We can obtain the gradients by calling `backward` on `cross_entropy_loss`.

In [0]:
mlp.zero_grad()
cross_entropy_loss.backward()

for name, parameter in mlp.named_parameters():
  print(f"Gradient of parameter {name}:")
  print(parameter.grad)
  print("")

Now we can apply our gradient update from those gradients:

In [0]:
for parameter in mlp.parameters():
  parameter.data -= 1e-2 * parameter.grad.data

Tadam! We just did our first gradient update!

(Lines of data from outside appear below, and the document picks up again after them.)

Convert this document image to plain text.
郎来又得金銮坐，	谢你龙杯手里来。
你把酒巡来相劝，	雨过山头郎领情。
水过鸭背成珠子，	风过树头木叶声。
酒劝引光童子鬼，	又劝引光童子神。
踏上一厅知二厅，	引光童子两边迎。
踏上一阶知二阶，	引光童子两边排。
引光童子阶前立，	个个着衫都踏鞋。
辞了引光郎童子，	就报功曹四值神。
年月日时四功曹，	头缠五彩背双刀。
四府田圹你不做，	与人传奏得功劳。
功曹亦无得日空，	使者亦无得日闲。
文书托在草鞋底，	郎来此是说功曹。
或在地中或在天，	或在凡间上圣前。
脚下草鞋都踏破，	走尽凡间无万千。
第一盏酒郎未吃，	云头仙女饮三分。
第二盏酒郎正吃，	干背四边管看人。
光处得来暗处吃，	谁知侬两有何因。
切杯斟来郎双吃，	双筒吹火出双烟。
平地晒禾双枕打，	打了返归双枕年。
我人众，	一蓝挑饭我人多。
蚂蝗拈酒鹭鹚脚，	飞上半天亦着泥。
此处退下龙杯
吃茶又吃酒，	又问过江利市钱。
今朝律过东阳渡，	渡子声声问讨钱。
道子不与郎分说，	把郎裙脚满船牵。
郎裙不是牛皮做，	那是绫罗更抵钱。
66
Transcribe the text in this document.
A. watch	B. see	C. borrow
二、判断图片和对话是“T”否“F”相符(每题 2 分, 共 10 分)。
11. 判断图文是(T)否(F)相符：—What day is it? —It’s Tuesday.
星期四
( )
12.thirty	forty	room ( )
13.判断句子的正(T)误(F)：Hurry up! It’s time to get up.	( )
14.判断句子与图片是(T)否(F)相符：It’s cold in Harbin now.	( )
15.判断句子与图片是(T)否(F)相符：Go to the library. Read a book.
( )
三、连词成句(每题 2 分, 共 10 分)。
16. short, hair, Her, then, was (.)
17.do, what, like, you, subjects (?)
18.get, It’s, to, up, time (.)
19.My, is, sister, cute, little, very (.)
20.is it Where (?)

We should now have slightly better training performance:

In [0]:
predictions = mlp(train_features)
print(predictions.shape)
print(predictions[:5, :])

accuracy = (train_responses == predictions.argmax(dim=-1)).float().mean()
print(f"\nAccuracy: {100*accuracy:.1f}%")

If we repeat this over and over again, our parameters will slowly move towards values that minimize this cross-entropy loss (hence increase classification accuracy).

In [0]:
for update in range(25):
  predictions = mlp(train_features)
  cross_entropy_loss = -(predictions + 1e-5).log().gather(1, train_responses.unsqueeze(-1)).mean()
  mlp.zero_grad()
  cross_entropy_loss.backward()
  for parameter in mlp.parameters():
    parameter.data -= 1e-2 * parameter.grad.data
  accuracy = (train_responses == predictions.argmax(dim=-1)).float().mean()
  print(f"Cross entropy loss: {cross_entropy_loss:.4f}, accuracy: {100*accuracy:.1f}%")

Neural networks can overfit, so it is usually a good idea to monitor the validation error as we update and stop when further updates worsen the validation error ("early stopping").

For MLPs this is less problematic since they tend to lack capacity, but it's good to doublecheck nonetheless.

In [0]:
mlp = torch.nn.Sequential(
        torch.nn.Linear(nb_input_features, 32),
        torch.nn.ReLU(),
        torch.nn.Linear(32, 2),
        torch.nn.Softmax(dim=-1)).cuda()

for update in range(50):
  train_predictions = mlp(train_features)
  train_cross_entropy_loss = -(train_predictions + 1e-5).log().gather(1, train_responses.unsqueeze(-1)).mean()
  mlp.zero_grad()
  train_cross_entropy_loss.backward()
  for parameter in mlp.parameters():
    parameter.data -= 1e-2 * parameter.grad.data
  train_accuracy = (train_responses == train_predictions.argmax(dim=-1)).float().mean()
  
  validation_predictions = mlp(validation_features)
  validation_cross_entropy_loss = -(validation_predictions + 1e-5).log().gather(1, validation_responses.unsqueeze(-1)).mean()
  validation_accuracy = (validation_responses == validation_predictions.argmax(dim=-1)).float().mean()
  print(f"Update {update}")
  print(f"  Training   cross entropy loss: {train_cross_entropy_loss:.4f}, accuracy: {100*train_accuracy:.1f}%")
  print(f"  Validation cross entropy loss: {validation_cross_entropy_loss:.4f}, accuracy: {100*validation_accuracy:.1f}%")

And of course we can check the test performance.

In [0]:
test_predictions = mlp(test_features)
test_cross_entropy_loss = -(test_predictions + 1e-5).log().gather(1, test_responses.unsqueeze(-1)).mean()
test_accuracy = (test_responses == test_predictions.argmax(dim=-1)).float().mean()
print(f"Test cross entropy loss: {test_cross_entropy_loss:.4f}, accuracy: {100*test_accuracy:.1f}%")

That's not bad at all! (Compare with previous GP and RF test accuracies.) Of course we could do some hyperparameter tuning here on the validation error, as usual.